La sixième extinction des espèces : une extrapolation malhonnête

La revue américaine PNAS a publié en mai 2017 une étude intitulée :  « Biological annihilation via the on going sixth mass extinction signaled by vertebrate population losses and declines ». La presse française relaie ces derniers jours cette étude avec des titres rivalisant d’alarmisme : « La sixième extinction de masse des animaux s’accélère » (Le Monde 10 juillet), « La sixième extinction de masse des animaux est sous-estimée » ( Futura 11 juillet), etc.

L’expression « la sixième extinction » a été popularisée par Elizabeth Kolbert, journaliste au New Yorker et auteur de l’essai « La sixième extinction. Comment l’homme détruit la vie ». Elle est désormais couramment employée par une bonne partie de la communauté scientifique travaillant sur la biodiversité. Rappelons que la Terre a connu cinq épisodes majeurs d’extinction des espèces, la dernière qui a fait disparaître les dinosaures remontant à 66 millions d’années. La sixième serait d’un genre inédit car elle serait due aux activités humaines.

L’étude PNAS a été réalisée par trois scientifiques (deux mexicains et l’universitaire américain Paul Ehrlich). Les auteurs prétendent y montrer que les espèces de vertébrés reculent de manière massive; ils n’hésitent pas à parler d’un anéantissement biologique.

L’étude conclut que 32% des vertébrés sur les 27 600 étudiés (représentant près de la moitié des espèces de vertébrés) sont en recul à la fois en terme de taille de population et d’étendue de leurs territoires. Pour 177 mammifères pour lesquels des données détaillées sont disponibles, 30% ont perdu des territoires et plus de 40% connaissent de sévères baisses d’effectifs parfois supérieures à 80%.

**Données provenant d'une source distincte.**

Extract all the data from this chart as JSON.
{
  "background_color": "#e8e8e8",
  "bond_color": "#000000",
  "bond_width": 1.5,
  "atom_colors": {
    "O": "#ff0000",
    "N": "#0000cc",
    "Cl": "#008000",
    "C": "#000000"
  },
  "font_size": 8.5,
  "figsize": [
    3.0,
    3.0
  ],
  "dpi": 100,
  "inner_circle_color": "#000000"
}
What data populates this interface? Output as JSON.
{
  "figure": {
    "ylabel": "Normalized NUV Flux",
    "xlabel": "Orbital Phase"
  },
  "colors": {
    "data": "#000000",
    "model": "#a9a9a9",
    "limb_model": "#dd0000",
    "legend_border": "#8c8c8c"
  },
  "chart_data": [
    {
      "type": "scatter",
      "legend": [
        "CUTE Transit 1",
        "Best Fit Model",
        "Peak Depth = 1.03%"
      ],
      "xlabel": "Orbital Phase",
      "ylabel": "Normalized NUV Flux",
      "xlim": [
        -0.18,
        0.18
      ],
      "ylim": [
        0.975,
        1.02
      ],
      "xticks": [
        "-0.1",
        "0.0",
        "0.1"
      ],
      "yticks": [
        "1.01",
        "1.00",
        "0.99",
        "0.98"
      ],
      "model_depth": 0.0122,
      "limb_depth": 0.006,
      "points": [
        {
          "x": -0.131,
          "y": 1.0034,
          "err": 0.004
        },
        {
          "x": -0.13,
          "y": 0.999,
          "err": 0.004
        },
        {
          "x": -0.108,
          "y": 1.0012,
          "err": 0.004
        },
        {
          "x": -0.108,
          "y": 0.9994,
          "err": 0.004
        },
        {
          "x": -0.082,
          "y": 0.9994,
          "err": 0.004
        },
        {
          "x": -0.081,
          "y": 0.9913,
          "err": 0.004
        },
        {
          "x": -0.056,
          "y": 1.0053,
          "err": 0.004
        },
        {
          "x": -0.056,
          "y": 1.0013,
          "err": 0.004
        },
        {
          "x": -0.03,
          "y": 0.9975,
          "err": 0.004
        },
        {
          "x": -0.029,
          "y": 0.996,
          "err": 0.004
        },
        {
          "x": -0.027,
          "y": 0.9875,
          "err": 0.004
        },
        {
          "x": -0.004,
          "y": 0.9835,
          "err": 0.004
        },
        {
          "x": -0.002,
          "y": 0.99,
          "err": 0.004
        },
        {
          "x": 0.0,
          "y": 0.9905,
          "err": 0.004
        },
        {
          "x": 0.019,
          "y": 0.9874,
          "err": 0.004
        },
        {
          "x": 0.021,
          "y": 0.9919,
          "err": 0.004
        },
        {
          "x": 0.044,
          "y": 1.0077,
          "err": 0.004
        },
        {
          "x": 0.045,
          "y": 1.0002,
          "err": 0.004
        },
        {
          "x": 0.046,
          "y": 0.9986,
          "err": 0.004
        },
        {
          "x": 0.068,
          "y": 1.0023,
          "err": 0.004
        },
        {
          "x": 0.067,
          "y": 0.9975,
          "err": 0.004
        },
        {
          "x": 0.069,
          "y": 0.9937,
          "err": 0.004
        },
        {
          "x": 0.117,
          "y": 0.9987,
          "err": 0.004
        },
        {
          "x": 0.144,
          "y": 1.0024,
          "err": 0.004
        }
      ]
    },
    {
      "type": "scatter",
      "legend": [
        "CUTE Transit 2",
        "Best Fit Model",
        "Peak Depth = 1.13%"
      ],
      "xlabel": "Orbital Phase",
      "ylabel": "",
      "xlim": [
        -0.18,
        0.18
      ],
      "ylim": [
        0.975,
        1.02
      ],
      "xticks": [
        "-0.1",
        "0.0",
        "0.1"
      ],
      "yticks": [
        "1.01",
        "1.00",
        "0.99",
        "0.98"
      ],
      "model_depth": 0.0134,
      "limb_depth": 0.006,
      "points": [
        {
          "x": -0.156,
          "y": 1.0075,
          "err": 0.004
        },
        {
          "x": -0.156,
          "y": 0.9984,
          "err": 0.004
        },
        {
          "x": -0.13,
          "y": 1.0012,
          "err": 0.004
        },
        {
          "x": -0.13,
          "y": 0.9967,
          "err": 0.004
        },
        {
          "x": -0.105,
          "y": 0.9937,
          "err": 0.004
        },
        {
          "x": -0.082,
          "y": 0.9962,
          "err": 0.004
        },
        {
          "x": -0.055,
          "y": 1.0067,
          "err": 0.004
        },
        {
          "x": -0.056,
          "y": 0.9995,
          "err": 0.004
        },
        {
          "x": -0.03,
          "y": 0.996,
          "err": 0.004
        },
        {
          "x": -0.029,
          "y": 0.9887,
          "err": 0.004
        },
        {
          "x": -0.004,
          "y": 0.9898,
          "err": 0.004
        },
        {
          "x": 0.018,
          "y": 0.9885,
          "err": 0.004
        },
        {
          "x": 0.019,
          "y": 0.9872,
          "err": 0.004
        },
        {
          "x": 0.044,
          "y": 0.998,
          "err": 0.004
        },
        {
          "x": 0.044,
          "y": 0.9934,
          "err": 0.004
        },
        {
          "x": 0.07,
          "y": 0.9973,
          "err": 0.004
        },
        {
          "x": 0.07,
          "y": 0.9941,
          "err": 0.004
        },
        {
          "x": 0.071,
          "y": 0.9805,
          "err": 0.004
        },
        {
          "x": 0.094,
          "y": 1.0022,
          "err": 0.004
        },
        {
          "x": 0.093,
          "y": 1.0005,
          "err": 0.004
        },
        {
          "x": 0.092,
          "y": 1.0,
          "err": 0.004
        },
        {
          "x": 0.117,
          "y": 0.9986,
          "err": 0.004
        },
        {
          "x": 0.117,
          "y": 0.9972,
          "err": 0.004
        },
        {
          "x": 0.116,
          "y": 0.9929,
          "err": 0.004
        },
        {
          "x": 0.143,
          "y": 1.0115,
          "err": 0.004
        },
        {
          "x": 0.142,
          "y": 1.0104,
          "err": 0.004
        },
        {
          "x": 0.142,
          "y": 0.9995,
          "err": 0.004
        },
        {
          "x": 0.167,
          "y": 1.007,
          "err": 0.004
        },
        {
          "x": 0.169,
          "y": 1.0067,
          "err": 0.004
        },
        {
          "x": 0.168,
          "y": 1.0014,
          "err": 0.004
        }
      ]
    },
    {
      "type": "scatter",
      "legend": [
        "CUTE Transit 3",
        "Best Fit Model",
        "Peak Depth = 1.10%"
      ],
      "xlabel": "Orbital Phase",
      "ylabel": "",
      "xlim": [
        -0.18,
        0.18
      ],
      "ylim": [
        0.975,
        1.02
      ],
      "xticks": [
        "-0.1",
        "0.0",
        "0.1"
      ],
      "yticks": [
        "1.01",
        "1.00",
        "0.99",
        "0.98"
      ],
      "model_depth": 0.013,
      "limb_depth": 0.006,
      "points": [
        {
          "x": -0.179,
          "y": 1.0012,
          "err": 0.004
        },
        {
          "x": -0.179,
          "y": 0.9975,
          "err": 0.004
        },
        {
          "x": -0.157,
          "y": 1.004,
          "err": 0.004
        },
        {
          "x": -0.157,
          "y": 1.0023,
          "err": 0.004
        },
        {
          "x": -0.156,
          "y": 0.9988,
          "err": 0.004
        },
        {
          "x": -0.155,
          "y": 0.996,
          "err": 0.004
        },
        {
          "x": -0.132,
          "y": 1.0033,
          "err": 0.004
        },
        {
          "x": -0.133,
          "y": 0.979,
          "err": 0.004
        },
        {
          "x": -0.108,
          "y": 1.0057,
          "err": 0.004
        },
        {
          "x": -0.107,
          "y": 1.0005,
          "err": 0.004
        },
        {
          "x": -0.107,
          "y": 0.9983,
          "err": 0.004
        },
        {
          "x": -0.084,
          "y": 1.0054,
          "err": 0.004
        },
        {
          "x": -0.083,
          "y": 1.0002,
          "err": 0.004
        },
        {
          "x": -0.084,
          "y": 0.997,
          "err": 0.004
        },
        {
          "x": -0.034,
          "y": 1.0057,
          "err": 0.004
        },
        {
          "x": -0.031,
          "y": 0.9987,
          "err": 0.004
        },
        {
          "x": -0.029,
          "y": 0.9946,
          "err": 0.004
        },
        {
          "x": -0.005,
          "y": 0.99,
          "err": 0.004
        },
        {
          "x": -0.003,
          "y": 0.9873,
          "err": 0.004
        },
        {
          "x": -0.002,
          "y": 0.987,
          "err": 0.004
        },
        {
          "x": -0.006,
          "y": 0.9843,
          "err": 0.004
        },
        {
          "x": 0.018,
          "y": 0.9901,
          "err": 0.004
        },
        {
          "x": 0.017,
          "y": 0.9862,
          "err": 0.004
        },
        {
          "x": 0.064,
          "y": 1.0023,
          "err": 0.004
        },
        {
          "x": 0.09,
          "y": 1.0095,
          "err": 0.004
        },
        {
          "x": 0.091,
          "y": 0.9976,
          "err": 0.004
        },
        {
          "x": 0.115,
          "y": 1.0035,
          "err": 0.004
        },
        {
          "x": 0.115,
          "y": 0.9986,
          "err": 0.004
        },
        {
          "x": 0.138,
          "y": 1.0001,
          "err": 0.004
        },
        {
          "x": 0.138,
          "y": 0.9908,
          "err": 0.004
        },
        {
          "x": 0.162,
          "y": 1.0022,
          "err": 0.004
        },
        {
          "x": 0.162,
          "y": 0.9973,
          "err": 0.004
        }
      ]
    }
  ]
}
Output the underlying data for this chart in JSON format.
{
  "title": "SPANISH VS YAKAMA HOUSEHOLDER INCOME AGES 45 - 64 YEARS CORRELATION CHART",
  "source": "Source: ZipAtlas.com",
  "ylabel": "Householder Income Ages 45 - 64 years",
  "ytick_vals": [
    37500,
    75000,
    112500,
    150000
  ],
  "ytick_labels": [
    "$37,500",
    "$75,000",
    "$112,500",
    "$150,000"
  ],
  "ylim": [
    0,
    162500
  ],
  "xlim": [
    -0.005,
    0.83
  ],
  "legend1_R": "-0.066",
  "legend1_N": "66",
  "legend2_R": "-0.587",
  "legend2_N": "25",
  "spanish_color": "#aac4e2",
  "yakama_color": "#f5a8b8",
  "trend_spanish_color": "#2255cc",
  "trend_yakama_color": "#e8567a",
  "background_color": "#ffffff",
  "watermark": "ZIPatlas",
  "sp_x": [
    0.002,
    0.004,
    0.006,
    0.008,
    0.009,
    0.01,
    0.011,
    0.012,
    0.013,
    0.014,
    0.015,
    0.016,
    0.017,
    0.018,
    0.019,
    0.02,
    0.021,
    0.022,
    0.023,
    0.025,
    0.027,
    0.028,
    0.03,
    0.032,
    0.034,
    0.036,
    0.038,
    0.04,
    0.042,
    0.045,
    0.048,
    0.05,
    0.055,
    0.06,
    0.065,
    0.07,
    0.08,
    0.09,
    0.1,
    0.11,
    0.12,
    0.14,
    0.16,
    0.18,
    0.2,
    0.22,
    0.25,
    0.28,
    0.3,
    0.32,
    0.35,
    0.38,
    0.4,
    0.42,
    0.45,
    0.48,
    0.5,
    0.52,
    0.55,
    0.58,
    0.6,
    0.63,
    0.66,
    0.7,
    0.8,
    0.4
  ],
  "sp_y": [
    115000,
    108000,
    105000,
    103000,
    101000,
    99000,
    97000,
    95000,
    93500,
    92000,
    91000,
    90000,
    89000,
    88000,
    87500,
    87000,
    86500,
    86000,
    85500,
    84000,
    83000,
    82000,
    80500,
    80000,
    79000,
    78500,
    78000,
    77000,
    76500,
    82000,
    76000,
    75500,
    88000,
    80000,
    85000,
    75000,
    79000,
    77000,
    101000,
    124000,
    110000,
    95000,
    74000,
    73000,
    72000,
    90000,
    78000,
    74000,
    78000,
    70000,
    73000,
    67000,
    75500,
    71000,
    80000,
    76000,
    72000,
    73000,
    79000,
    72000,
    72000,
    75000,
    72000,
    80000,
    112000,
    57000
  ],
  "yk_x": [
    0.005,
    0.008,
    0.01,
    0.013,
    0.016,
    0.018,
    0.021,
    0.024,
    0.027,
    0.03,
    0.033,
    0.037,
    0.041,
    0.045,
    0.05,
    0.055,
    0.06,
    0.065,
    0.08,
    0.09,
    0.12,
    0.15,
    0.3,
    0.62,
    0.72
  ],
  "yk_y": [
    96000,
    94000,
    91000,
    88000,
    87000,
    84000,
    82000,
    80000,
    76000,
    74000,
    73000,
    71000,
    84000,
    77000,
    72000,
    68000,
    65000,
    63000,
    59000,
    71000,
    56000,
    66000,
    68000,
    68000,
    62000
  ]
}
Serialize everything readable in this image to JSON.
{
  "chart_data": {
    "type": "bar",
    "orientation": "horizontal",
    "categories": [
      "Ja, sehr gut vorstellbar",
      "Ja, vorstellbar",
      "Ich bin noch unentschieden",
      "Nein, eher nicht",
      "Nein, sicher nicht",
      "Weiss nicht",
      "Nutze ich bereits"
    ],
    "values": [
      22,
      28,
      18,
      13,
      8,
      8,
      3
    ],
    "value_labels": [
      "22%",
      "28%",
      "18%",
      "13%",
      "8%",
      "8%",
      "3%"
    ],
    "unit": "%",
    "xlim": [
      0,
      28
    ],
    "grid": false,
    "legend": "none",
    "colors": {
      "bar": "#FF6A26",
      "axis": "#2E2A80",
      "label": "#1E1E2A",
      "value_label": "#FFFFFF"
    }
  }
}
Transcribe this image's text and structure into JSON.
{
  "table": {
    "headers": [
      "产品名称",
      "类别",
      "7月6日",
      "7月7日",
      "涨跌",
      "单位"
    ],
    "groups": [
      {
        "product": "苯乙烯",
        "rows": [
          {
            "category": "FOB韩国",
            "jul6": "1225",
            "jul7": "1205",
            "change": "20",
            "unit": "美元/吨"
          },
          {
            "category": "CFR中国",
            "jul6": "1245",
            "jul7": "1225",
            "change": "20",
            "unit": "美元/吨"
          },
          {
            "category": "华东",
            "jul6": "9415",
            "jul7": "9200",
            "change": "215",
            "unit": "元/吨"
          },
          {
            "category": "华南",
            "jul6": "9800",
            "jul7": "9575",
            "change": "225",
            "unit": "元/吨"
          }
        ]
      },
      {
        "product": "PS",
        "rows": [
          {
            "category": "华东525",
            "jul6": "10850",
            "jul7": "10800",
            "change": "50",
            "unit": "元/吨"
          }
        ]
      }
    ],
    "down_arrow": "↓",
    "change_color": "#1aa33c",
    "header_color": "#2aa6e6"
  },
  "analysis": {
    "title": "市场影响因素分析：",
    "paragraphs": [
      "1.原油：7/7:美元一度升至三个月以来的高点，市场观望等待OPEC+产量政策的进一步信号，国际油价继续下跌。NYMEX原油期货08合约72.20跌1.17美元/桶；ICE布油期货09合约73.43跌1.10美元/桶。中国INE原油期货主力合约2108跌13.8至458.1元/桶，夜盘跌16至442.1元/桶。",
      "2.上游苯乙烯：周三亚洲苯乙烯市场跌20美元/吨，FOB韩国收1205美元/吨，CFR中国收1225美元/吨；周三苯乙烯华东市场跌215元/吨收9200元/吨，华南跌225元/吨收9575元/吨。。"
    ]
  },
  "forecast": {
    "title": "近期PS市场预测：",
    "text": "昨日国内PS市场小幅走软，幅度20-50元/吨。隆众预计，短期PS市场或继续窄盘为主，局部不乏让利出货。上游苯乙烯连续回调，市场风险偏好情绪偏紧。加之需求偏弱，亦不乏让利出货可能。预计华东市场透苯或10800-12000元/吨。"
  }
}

Les chiffres surprennent : la Liste rouge de l’Union internationale pour la conservation de la nature (UICN) recense 1,3 % d’extinctions chez les mammifères et les oiseaux (donnée rappelée par le Museum National d’Histoire Naturelle).

Paul Ehrlich (Professeur à l’Université de Stanford) qui est l’un des trois co-auteurs de l’étude s’était rendu célèbre en 1968 par le très controversé essai « The Population Bomb » dans lequel il prédisait qu’une famine massive devait avoir lieu au cours des années 1970 et 1980 à cause de la croissance de la population mondiale. On comprend mieux dès lors le ton délibérément alarmiste de l’étude.

Stuart Pimm Professeur à l’Université Duke (USA), naturaliste de réputation mondiale a déclaré au journal The Guardian son désaccord avec l’idée qu’une sixième extinction de masse est déjà en cours. « Bien sûr nous devons nous montrer préoccupés par la perte d’espèces dans de vastes zones … Il y a des parties du monde où il y a des pertes massives mais il y a aussi des parties du monde où il y a des progrès remarquables. Ainsi l’Afrique du Sud fait un très bon travail pour la protection des lions ».

Que les animaux sauvages soient en difficulté, du fait du braconnage, des guerres et de la pression démographique, qui peut en douter ? Mais déduire de cette situation assurément préoccupante (mais pour laquelle des solutions existent et sont dans certaines régions du monde déjà mises en œuvre) que la sixième extinction des espèces est en marche relève de l’escroquerie intellectuelle, (ou pour le dire de façon plus triviale du « Bluff » comme l’écrivait Olivier Postel Vinay dans Libération en septembre 2015).

La Liste rouge de l’UICN recense environ 1000 espèces de plantes et d’animaux éteintes au cours des quatre derniers siècles (alors que dans le même temps les biologistes découvrent et décrivent en moyenne 18 000 nouvelles espèces par an), qui s’ajoutent aux deux millions déjà connues.

Le biologiste Stewart Brand affirme dans le magazine en ligne Aeon : «L’idée que nous nous dirigeons vers une extinction massive n’est pas seulement fausse, c’est une recette pour la panique et la paralysie». Selon lui le problème n’est pas la disparition d’espèces entières, mais le déclin des populations animales sauvages qui porte atteinte à la santé des écosystèmes. Il évoque le nombre croissant de spécialistes dont les efforts de conservation et de restauration menés en divers endroits du monde ont d’ores et déjà supprimé le risque d’extinction pour de nombreuses espèces.

On peut déplorer les simplifications véhiculées par les médias. Mais ceux-ci ne sont que partiellement responsables, car l’alarmisme est souvent instillée et entretenue par les scientifiques eux-mêmes.